Ken Scadden, Archivist relishing chance to see auction

Ken Scadden has little time left, but is about to fulfil a quest to ensure his treasures are taken care of.

Scadden, president of the Maritime Archive Association, has a terminal illness.

But rather than leaving the rigmarole of dissolving his collection of more than 300 miliary medals to his loved ones, the 61-year-old plans to sell them at the auction house Dunbar Sloane in Wellington on Thursday.

"I've sometimes sat at an auction of some old man's estate and thought, blow that - I want to be there in the front row telling them all, ‘Bid more, you buggers'.

"These are the things collectors really enjoy - researching, and then the adrenaline rush of that moment when you're waiting for your lot to come up."

Among the collection going under the auctioneer's hammer is a set of medals that belonged to British soldier Robert McLeod, who died a single man in Whangarei Hospital in the 1920s.

He bequeathed his medals to the doctor who tried to save his life, and they were passed down the generations in the surgeon's little syringe box before Mr Scadden bought them.

The former director of the Museum of Wellington City & Sea also has an abiding interest in one of New Zealand's great maritime mysteries - the sinking of the General Grant off Auckland Island in 1866 with 2576 ounces of gold on board.

Tales of its bounty have prompted dozens of salvage expeditions, but the wreck has never been found. Mr Scadden co-wrote a book, The General Grant's Gold, with Madelene Ferguson Allen, who died before she could complete it.

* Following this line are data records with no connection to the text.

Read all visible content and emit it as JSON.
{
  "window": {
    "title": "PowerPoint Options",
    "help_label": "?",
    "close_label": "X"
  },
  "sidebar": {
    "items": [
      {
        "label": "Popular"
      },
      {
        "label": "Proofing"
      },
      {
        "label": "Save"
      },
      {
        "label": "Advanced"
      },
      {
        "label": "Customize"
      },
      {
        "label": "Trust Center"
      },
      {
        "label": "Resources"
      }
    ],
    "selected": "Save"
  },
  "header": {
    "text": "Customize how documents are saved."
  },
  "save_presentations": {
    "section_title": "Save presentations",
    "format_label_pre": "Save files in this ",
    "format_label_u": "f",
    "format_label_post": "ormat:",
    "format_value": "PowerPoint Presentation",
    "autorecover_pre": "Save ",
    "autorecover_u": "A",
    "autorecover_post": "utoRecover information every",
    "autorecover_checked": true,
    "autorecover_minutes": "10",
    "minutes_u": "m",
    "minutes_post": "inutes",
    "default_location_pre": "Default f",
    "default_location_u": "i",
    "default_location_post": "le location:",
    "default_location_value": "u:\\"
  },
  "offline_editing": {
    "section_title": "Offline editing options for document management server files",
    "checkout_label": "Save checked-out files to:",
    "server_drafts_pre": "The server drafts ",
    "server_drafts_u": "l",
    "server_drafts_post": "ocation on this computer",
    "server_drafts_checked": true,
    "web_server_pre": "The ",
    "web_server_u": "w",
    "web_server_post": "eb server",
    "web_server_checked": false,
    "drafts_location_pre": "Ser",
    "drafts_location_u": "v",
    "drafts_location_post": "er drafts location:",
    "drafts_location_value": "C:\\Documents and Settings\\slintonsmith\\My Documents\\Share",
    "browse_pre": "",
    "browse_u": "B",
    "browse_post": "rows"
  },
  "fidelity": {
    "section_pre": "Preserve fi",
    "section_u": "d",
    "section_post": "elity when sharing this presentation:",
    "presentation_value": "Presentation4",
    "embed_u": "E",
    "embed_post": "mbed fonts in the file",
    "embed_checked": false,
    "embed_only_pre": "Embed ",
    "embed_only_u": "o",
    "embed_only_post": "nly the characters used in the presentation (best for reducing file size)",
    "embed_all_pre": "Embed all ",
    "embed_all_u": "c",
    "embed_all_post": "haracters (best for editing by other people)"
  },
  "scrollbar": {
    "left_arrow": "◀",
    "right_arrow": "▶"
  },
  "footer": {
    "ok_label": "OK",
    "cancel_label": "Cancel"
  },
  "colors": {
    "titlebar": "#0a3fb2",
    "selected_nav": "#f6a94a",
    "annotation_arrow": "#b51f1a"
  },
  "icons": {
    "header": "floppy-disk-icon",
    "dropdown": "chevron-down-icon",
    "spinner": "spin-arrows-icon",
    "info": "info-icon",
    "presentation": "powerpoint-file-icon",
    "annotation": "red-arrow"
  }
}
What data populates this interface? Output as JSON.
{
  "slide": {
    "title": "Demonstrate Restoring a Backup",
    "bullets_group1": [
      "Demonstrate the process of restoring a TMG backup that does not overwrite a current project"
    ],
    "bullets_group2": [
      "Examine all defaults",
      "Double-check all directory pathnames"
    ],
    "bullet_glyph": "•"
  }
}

It covers various theories, from the logical - that the island's cliff eroded over the detritus - to the wild - some claim foreign scavengers secretly plundered it.

Scadden has made archaeological dives around New Zealand, but never at the site where the General Grant is thought to lie. He recalled his last dive at Palliser Bay, where the sunken Ben Avon's load evoked a mythical sea-floor cityscape.

"There were massive stacks of bricks under the sea and, with a little bit of boyhood imagination, you would think you had found Atlantis."